A Escola Caxuté, representada pelo afroeducador Jefferson Duarte Brandão (Táta Sobodê), esteve presente durante a reunião do Fórum Estadual de Educação do Campo – FEEC/BA, a atividade aconteceu entre os dias 26 e 27 de fevereiro de 2016 no CEEP do Campo Milton Santos, localizado no Assentamento Terra Vista em Arataca-BA. Ao longo do evento foram debatidos temas como: o fechamento das escolas do campo, o apoio ao fortalecimento do Programa Nacional de Educação na Reforma Agrária – Pronera e os desafios para a ampliação do FEEC na Bahia.

A reunião ainda contou com a participação da Teia dos Povos, movimento que conta com a participação de organizações camponesas, comunidades de matriz africana, povos indígenas, dentre outros setores da luta em defesa da classe trabalhadora.

A Teia afirmou sua adesão ao FEEC e anunciou o projeto de educação dos povos que vem sendo construindo pela organização, defendendo a construção da escola dos Biomas (da mata, do cacau e do chocolate); Escola do arco e da flecha (alicerçada nos saberes indígenas); Escola do povo negro (do quilombo, do tambor e do terreiro); Escola das águas (d@s ribeirinh@s, pescador@s e marisqueir@s).

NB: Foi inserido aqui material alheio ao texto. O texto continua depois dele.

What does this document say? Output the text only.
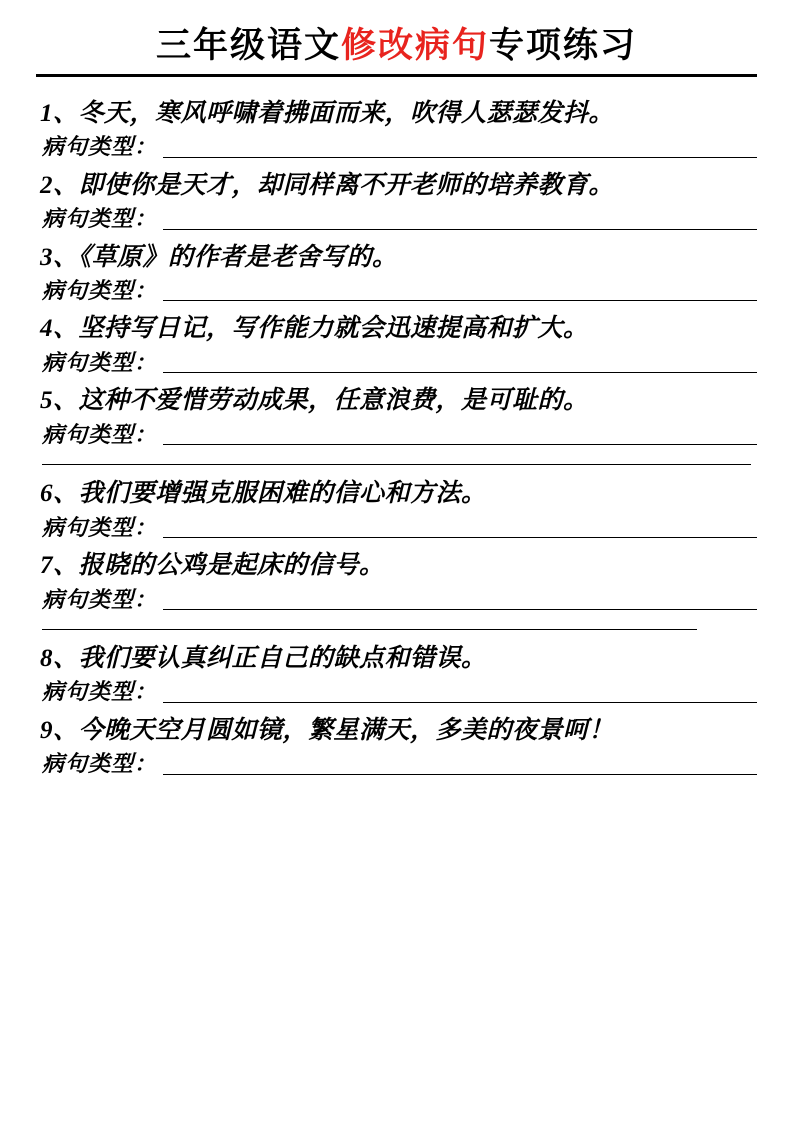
三年级语文修改病句专项练习
1、冬天，寒风呼啸着拂面而来，吹得人瑟瑟发抖。
病句类型：
2、即使你是天才，却同样离不开老师的培养教育。
病句类型：
3、《草原》的作者是老舍写的。
病句类型：
4、坚持写日记，写作能力就会迅速提高和扩大。
病句类型：
5、这种不爱惜劳动成果，任意浪费，是可耻的。
病句类型：
6、我们要增强克服困难的信心和方法。
病句类型：
7、报晓的公鸡是起床的信号。
病句类型：
8、我们要认真纠正自己的缺点和错误。
病句类型：
9、今晚天空月圆如镜，繁星满天，多美的夜景呵！
病句类型：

A Comunidade Caxuté a partir da Primeira Escola de Religião e Cultura de Matriz Africana do Baixo Sul da Bahia pautou o direito que os povos de terreiro têm em poder acessar uma educação contextualizada com a realidade de sua cosmovisão.

Nesse sentido o Pronera (Programa Nacional de Educação na Reforma Agrária) deve abrir espaço para acolher os Povos de Terreiro do Campo, pois, sua forma de trabalhar com a terra e se relacionar com os bens da natureza são o alicerce dos saberes cultivados ancestralmente por estas comunidades. Apesar da lei 10639/03 está vigente a mais de uma década no nosso país, percebemos a resistência que os espaços formais de educação têm em aplicá-la, é neste sentido que propomos uma pedagogia do terreiro, que dialogue com os saberes ancestrais e contribua de maneira contra – hegemônica para a descolonização dos nossos currículos da educação no Brasil e no mundo.

Diga ao povo que avance. E avançaremos!

Ngúzu!

 

 

(fotos: Terra Vista)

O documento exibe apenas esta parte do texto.